Montgomery Whitewater is helping attract new industry to the River Region. (Montgomery Whitewater)

It’s the kind of activity officials believed Montgomery Whitewater would generate for the River Region, though many are surprised by how soon it is happening.

“As you can see, they picked the Montgomery Whitewater facility to hold their opening announcement,” said Leslie Sanders, vice president of Southern Division at Alabama Power. “The truth is, they have been out to this facility about four times. They’re all going rafting this afternoon.”

RELATED: Montgomery Whitewater a catalyst for growth in Alabama’s River Region

Sanders said since opening a year ago, the facility has already hosted Olympic trials for Canoe Slalom and Kayak Cross in addition to serving as a location for school field trips and STEM education.

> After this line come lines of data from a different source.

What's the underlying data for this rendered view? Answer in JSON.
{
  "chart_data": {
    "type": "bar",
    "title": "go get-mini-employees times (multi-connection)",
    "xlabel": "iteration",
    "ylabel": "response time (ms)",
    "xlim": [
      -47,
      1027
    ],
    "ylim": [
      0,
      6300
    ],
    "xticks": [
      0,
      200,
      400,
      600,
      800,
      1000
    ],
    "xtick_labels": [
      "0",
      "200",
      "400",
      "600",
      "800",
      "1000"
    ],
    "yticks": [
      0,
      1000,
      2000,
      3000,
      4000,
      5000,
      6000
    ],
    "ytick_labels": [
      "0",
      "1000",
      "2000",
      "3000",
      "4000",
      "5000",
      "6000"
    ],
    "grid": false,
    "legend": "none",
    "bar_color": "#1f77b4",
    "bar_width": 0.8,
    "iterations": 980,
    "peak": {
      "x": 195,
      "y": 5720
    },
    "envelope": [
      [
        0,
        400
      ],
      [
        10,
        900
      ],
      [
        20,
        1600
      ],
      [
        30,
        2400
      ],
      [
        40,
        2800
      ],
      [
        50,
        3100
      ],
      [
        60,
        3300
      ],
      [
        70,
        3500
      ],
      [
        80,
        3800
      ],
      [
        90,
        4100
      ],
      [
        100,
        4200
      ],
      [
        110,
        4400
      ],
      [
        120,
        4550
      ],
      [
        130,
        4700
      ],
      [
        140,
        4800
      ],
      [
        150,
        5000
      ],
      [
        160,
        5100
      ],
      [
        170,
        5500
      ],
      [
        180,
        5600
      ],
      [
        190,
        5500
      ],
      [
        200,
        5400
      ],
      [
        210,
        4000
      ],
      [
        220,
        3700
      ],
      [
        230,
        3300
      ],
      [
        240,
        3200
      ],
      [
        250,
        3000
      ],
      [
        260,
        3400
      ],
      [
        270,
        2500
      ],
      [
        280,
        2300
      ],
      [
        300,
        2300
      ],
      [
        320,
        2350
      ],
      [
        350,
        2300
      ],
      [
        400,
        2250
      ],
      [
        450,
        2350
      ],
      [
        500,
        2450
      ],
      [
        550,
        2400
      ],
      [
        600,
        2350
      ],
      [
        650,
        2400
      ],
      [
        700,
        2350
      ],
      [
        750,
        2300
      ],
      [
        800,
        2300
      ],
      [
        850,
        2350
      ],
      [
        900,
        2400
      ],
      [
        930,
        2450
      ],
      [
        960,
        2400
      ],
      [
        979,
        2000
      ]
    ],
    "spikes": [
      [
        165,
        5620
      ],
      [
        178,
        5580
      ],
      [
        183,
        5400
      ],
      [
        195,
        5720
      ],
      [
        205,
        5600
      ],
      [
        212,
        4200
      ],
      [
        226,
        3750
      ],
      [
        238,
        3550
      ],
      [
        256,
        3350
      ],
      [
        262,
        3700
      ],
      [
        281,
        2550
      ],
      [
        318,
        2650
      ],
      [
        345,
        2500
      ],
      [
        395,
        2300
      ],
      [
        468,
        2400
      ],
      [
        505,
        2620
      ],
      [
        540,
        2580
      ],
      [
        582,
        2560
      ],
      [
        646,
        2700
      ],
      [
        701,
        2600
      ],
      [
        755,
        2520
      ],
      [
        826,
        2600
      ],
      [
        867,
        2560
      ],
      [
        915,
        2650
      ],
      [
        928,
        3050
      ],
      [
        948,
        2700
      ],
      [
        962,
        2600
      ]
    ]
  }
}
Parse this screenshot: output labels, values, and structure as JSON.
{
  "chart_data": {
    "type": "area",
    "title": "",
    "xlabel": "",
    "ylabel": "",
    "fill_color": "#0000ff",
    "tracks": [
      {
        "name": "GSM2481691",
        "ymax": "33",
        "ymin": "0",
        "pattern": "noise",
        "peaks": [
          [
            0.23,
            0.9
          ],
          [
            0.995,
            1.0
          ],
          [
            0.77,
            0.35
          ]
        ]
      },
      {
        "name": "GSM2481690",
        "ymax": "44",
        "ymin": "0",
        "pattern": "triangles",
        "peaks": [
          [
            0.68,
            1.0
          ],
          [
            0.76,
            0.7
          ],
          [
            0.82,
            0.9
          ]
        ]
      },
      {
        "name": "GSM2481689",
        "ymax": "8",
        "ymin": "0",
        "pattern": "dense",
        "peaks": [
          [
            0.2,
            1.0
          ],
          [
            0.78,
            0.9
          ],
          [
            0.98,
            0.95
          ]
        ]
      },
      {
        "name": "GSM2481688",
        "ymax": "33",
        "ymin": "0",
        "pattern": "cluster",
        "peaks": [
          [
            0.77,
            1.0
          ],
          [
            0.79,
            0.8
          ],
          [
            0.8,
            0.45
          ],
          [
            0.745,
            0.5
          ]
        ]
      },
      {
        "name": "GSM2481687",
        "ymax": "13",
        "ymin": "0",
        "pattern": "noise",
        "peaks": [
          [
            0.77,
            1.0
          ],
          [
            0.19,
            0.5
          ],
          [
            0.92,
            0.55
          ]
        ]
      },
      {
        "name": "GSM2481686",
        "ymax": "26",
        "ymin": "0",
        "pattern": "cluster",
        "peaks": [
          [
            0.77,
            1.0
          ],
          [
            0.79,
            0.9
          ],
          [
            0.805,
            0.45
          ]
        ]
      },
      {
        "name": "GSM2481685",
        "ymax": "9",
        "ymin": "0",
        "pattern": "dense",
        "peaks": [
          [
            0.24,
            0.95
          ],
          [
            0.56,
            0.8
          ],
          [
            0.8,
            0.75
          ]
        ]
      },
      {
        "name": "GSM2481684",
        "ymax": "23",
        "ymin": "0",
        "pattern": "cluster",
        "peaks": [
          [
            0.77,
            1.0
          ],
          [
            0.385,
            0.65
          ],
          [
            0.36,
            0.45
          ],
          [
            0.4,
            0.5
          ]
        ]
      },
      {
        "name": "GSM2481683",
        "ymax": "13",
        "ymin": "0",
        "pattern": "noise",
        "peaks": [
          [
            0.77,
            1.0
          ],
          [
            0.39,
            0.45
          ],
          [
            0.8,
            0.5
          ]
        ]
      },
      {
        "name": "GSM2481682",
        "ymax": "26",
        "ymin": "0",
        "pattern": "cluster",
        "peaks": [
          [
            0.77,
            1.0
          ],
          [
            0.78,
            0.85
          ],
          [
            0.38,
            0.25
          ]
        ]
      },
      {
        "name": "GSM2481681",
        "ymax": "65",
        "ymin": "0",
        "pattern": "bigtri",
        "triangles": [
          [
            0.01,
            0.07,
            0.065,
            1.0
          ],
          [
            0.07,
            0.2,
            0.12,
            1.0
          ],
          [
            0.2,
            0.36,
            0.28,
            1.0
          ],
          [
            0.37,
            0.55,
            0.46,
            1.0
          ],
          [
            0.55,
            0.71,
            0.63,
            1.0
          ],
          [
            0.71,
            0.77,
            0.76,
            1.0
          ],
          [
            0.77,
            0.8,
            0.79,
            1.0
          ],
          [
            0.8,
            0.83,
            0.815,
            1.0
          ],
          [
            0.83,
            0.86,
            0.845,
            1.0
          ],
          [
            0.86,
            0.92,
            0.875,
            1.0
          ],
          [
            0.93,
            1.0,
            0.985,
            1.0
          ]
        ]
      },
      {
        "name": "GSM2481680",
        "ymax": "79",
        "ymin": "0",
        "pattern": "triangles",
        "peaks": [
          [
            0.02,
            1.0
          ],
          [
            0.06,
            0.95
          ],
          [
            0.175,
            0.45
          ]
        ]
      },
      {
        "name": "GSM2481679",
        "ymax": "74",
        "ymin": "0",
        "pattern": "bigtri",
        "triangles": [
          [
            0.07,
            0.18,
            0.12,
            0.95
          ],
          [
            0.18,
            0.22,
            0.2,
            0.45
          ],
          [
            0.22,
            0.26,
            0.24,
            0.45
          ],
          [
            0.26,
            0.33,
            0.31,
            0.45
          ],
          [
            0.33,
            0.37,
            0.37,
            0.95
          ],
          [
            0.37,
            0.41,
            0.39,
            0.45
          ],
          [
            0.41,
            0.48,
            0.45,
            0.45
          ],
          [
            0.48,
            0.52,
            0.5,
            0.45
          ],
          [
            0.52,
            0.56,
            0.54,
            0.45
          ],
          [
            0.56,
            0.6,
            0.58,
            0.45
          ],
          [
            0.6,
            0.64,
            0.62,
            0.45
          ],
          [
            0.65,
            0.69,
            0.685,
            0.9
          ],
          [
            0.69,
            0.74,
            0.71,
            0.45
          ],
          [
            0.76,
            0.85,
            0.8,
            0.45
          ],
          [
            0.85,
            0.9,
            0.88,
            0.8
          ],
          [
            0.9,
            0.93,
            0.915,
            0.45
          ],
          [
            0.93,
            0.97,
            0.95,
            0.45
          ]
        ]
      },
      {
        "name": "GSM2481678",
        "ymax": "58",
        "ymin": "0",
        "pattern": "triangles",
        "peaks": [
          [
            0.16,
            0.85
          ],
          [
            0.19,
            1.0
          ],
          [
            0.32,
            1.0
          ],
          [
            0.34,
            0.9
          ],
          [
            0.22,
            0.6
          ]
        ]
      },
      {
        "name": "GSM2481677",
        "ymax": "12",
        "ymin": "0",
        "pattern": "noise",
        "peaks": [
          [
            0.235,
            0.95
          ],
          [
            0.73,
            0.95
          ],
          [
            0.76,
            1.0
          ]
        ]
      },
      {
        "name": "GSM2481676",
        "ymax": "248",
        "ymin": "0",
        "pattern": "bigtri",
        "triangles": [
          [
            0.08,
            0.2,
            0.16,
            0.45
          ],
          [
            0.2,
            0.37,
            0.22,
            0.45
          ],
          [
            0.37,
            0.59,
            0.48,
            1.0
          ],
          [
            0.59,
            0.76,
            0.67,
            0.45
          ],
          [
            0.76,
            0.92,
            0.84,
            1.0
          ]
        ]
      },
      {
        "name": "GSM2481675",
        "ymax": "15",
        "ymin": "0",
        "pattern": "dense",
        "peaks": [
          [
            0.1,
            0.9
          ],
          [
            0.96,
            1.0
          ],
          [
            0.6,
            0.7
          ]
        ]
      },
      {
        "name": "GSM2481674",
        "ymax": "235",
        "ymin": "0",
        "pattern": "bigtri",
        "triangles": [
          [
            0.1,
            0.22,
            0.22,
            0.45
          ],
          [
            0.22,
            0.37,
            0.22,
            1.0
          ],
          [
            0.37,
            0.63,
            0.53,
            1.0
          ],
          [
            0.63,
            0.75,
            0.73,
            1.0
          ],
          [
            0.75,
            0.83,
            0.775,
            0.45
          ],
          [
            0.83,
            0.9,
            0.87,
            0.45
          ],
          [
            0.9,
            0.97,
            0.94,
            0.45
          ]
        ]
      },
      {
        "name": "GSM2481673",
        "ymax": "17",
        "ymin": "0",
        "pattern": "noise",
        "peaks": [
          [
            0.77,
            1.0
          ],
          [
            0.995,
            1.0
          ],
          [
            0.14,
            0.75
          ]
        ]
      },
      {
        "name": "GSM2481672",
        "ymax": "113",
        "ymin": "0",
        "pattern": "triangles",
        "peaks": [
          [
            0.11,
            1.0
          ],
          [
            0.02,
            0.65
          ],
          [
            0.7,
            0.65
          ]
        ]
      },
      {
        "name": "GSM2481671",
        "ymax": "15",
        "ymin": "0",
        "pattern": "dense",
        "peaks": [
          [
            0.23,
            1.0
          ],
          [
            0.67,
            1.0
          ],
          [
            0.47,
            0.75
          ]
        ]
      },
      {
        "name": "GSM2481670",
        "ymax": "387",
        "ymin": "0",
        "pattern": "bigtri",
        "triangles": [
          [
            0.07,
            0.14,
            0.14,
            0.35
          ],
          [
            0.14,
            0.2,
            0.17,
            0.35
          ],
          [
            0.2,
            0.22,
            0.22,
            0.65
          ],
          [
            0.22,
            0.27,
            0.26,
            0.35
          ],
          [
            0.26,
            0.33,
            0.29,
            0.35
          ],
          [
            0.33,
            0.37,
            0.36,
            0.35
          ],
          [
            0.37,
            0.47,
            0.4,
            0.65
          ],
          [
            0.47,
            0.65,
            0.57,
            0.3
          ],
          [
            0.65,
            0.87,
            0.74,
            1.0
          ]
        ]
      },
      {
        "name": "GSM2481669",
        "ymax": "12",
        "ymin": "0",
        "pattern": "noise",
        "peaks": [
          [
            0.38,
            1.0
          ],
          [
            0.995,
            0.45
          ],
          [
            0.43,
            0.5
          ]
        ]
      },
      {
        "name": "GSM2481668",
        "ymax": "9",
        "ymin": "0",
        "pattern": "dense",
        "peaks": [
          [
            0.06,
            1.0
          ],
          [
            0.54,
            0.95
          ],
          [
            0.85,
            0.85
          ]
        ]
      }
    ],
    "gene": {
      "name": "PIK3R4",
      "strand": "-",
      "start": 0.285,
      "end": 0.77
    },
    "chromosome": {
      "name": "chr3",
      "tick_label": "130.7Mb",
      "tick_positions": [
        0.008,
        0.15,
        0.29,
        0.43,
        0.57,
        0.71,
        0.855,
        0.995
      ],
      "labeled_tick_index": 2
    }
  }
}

Sanders said a number of economic development prospects in addition to Meta have visited the facility because it speaks to the area’s commitment to quality of life.

“Being that this is the most technologically advanced whitewater facility in the country, something like that does make a Meta stop and look and say, ‘This is a progressive city, this is a progressive county, this is a progressive state,’” she said. “Combine that with the best partners such as Alabama Power Company, it makes a compelling case.”